COMPETÊNCIA DO JUIZ DE GARANTIAS

            Versa o art. 3ºB, do CPP, que o juiz de garantias deve prezar pela legalidade da investigação criminal, tal como proteção dos direitos individuais do acusado, naquilo que compete ao poder judiciário.
            Adianta-se que, de acordo com o art. 3ºC, as infrações penais de menor potencial ofensivo (crimes com penas iguais ou inferiores a dois anos e contravenções penais) não estão sob a competência do juiz de garantias.
            As competências do juiz de garantias estão basicamente elencadas nos incisos do art. 3ºB, do CPP:

I - receber a comunicação imediata da prisão, nos termos do inciso LXII do caput do art. 5º da Constituição Federal;
II - receber o auto da prisão em flagrante para o controle da legalidade da prisão, observado o disposto no art. 310 deste Código;
III - zelar pela observância dos direitos do preso, podendo determinar que este seja conduzido à sua presença, a qualquer tempo;
IV - ser informado sobre a instauração de qualquer investigação criminal;
V - decidir sobre o requerimento de prisão provisória ou outra medida cautelar, observado o disposto no § 1º deste artigo;
VI - prorrogar a prisão provisória ou outra medida cautelar, bem como substituí-las ou revogá-las, assegurado, no primeiro caso, o exercício do contraditório em audiência pública e oral, na forma do disposto neste Código ou em legislação especial pertinente;
VII - decidir sobre o requerimento de produção antecipada de provas consideradas urgentes e não repetíveis, assegurados o contraditório e a ampla defesa em audiência pública e oral;
VIII - prorrogar o prazo de duração do inquérito, estando o investigado preso, em vista das razões apresentadas pela autoridade policial e observado o disposto no § 2º deste artigo;
IX - determinar o trancamento do inquérito policial quando não houver fundamento razoável para sua instauração ou prosseguimento;
X - requisitar documentos, laudos e informações ao delegado de polícia sobre o andamento da investigação;
XI - decidir sobre os requerimentos de:
a) interceptação telefônica, do fluxo de comunicações em sistemas de informática e telemática ou de outras formas de comunicação;
b) afastamento dos sigilos fiscal, bancário, de dados e telefônico;
c) busca e apreensão domiciliar;
d) acesso a informações sigilosas;
e) outros meios de obtenção da prova que restrinjam direitos fundamentais do investigado;
XII - julgar o habeas corpus impetrado antes do oferecimento da denúncia;
XIII - determinar a instauração de incidente de insanidade mental;
XIV - decidir sobre o recebimento da denúncia ou queixa, nos termos do art. 399 deste Código;
XV - assegurar prontamente, quando se fizer necessário, o direito outorgado ao investigado e ao seu defensor de acesso a todos os elementos informativos e provas produzidos no âmbito da investigação criminal, salvo no que concerne, estritamente, às diligências em andamento;
XVI - deferir pedido de admissão de assistente técnico para acompanhar a produção da perícia;
XVII - decidir sobre a homologação de acordo de não persecução penal ou os de colaboração premiada, quando formalizados durante a investigação;
XVIII - outras matérias inerentes às atribuições definidas no caput deste artigo. (BRASIL, 2019)
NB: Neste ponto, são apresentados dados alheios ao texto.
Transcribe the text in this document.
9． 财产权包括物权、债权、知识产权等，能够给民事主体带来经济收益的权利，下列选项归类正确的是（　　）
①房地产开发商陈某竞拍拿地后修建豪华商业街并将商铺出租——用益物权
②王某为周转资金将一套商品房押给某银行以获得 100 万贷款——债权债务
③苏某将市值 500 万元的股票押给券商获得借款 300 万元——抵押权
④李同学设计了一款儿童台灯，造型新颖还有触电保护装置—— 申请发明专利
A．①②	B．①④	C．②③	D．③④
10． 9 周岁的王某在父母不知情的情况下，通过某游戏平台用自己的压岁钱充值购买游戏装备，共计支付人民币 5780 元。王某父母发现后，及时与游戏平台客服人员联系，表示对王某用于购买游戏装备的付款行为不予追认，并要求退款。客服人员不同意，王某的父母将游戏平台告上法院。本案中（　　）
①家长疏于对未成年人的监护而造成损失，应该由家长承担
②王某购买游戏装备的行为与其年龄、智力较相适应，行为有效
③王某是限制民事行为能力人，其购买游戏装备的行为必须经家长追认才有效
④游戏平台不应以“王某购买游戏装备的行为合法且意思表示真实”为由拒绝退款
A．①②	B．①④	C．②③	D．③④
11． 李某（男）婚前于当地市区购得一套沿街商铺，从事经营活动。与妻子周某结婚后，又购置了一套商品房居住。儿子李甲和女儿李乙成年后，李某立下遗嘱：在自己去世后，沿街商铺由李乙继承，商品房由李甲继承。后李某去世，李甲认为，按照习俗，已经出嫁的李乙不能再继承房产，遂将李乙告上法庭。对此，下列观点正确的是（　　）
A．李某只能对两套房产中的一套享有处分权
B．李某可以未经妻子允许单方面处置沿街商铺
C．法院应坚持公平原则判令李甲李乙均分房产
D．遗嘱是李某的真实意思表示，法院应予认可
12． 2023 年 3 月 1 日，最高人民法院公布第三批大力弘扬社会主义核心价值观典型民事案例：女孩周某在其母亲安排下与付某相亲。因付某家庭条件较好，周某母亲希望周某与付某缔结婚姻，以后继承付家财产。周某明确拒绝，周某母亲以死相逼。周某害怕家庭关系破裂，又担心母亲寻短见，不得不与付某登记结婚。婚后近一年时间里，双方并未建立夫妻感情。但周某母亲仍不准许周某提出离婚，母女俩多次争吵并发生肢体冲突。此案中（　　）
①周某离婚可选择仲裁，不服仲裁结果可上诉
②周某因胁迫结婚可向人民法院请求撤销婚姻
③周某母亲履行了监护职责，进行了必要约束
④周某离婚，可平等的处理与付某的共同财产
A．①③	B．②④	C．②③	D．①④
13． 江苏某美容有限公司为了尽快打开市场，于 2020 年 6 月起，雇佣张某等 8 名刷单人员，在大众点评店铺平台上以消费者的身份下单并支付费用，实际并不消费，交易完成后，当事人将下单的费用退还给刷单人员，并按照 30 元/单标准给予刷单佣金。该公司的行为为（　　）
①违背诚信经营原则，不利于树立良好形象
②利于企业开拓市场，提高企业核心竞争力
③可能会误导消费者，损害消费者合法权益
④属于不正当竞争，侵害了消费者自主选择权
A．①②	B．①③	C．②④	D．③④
            Então, o juiz de garantias deve receber a comunicação oficial da prisão do indivíduo. Contudo, como se procederá em caso de foro privilegiado? Quem será o juiz de garantias para o recebimento de tal comunicação?
           
CONTROLE DA LEGALIDADE DA PRISÃO EM FLAGRANTE

Na função de controle de legalidade da prisão em flagrante, assim que receber os autos, juiz de garantias deve decidir motivadamente em conformidade com o art. 310, CPP, no sentido de I – relaxar a prisão em flagrante; II – converter a prisão em flagrante em prisão preventiva se presentes os requisitos do art. 312 do CPP, ou quando outra medida cautelar diversa da prisão for insuficiente ou inadequada; III – conceder liberdade provisória com ou sem fiança.
            Cabe ainda ao juiz de garantias o exercício do previsto no art. 310, parágrafo único, CPP, no que diz respeito à concessão de liberdade provisória ao preso em flagrante nas situações de excludente de ilicitude (art. 23, I a III, do Código Penal), mediante termo de comparecimento a todos os atos processuais, sob pena de revogação do benefício.

OBSERVÂNCIA DOS DIREITOS DOS PRESOS, PRISÕES PROVISÓRIAS E MEDIDAS CAUTELARES

            Além dos direitos do preso previstos no art. 41 da Lei de Execuções Penais (LEP), deve o juiz de garantias prezar pela observância dos seus direitos e garantias fundamentais, dentre outros, “podendo determinar que este seja conduzido à sua presença, a qualquer tempo” (art. 3ºB, III).
            Pelo art. 3ºF, CPP, o juiz de garantias deve assegurar para que haja acordo ou ajuste de qualquer autoridade com os meios de comunicação para a exposição da imagem do preso. Se assim não o proceder, estará sujeito a sanções de ordem civil, administrativa e penal.
            Para fins de controle, o juiz de garantias deve ser informado sobre a instauração de qualquer investigação criminal.
            Além dos requerimentos de prisões provisórias (prisões processuais, que não a em flagrante), o juiz de garantias tem a competência de decidir acerca de qualquer outra medida cautelar (art. 3ºB, V, CPP) em sede de inquérito policial.
            Também decide sobre prorrogação de prisão provisória ou medida cautelar diversa da prisão, tal como sua prorrogação, substituição ou revogação. A prorrogação da prisão provisória deve ser precedida de audiência pública e oral, assegurando o contraditório, na forma da legislação afim.
            É da sua competência decidir acerca dos pedidos de produção antecipada de provas revestidas de urgência e não passíveis de serem repetidas, em audiência pública e oral, com a observância do contraditório e da ampla defesa.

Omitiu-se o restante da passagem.